Board member Jack Werner asked whether the tier one cuts still bring changes to the schedule and program. Weber said that they would but that there is “no way to manipulate the current schedule. No matter what we do there is an impact.”

A schedule change proposed at committee meetings in April would align the high school and middle school schedules. “The high school is something that we are taking a look at,” Weber added. “(We) don’t know where that is going to land. We are going into a heavy year of high school reform.”

One of my issues, we’ve talked about high school reform for the last few years,” said Board member Paul Mangione. “We haven’t done anything about it yet. We are asking the middle level to (match) the high school level when the high school might change.”

Weber argued that the intent is “not trying to conform anything from one to another.”

“Here we are pressed for time with the budget,” Mangione added. “Why didn’t we see this in January or February, instead we are sitting here with a gun to our head to make a decision.”

“It’s not a simple thing that can be done in 24 hours,” Superintendent Dr. William Clark said. “Over a period of time it was chipped away at.”

Matt Madigan, a teacher at Beaty-Warren Middle School, outlined an alternative proposal.

In defense of the current system, he said “our scores are through the roof. We moved to middle level to do those things, give students better opportunities to do well. Teachers are the same. (They are) given more time to take those students to the next level and it worked.”

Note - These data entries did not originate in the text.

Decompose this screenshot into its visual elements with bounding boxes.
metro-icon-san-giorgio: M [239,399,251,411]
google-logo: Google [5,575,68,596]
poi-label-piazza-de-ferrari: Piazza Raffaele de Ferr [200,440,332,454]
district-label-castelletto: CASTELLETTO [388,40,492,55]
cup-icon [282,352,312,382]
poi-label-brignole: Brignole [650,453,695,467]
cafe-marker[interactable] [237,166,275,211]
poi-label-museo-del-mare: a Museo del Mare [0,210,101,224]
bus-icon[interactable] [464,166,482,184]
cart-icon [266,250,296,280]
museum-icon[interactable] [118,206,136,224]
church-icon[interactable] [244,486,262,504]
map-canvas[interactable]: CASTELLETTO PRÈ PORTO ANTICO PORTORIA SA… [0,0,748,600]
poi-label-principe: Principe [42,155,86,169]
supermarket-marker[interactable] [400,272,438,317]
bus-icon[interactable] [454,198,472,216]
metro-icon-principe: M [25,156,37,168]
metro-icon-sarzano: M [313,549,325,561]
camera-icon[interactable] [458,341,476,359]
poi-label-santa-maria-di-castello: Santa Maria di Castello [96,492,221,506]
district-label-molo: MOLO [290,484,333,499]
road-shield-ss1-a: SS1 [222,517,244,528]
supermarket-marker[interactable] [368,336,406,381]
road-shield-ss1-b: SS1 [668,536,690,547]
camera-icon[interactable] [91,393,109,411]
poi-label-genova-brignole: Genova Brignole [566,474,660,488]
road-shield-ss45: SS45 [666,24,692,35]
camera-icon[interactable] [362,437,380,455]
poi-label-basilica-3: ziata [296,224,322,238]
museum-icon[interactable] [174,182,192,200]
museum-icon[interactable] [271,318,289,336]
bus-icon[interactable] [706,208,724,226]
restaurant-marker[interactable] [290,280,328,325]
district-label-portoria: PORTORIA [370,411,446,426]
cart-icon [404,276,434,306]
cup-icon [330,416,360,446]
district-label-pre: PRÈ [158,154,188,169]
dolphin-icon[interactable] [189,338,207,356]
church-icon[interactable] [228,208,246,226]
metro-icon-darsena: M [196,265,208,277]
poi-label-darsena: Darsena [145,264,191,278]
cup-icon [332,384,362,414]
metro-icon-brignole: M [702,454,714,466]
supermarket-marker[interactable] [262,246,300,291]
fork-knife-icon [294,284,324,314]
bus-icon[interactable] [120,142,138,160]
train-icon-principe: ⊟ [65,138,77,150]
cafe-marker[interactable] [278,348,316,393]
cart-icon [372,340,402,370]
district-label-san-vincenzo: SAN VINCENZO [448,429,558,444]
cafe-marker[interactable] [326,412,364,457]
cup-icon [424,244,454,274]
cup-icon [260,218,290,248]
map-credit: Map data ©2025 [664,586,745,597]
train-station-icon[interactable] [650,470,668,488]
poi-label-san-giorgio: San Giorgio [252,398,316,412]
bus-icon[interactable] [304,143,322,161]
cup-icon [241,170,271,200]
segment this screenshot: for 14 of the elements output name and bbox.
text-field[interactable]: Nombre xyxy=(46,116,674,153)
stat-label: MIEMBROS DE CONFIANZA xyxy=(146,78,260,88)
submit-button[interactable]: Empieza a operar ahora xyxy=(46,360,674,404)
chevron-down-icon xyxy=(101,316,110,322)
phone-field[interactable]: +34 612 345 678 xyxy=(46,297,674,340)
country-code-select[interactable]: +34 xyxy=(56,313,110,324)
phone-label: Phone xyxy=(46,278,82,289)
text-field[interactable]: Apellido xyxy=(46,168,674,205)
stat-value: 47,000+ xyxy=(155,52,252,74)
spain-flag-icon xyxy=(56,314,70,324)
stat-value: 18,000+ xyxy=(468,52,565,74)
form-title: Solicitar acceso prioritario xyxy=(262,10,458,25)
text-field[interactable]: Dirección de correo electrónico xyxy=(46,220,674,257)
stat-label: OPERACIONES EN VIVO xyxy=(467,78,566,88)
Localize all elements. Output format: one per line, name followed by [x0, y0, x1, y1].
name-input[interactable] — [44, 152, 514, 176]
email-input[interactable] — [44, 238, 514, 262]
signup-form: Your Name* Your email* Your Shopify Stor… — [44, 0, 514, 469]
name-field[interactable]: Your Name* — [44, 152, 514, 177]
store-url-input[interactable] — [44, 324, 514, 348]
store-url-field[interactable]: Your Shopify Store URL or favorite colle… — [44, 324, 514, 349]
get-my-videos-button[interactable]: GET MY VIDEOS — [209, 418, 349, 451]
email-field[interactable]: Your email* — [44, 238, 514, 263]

He said the proposal by administration “would go backward.” His proposal would change the high school model to reflect the middle level model.

Madigan argued that the added class time at the high school level would add more rigor to the courses, help prepare students for college and enhance success on upcoming state-mandated Keystone Exams. “We’re trying to be efficient,” he said of his proposal. “With that model, there are no study halls.” He said the schedule would also effectively accommodate the Warren County Career Center schedules.

Noting that administration did not recommend enough proposed reductions to actually balance the budget, additional possible reductions will be brought to the full board at the regular May meeting next Monday.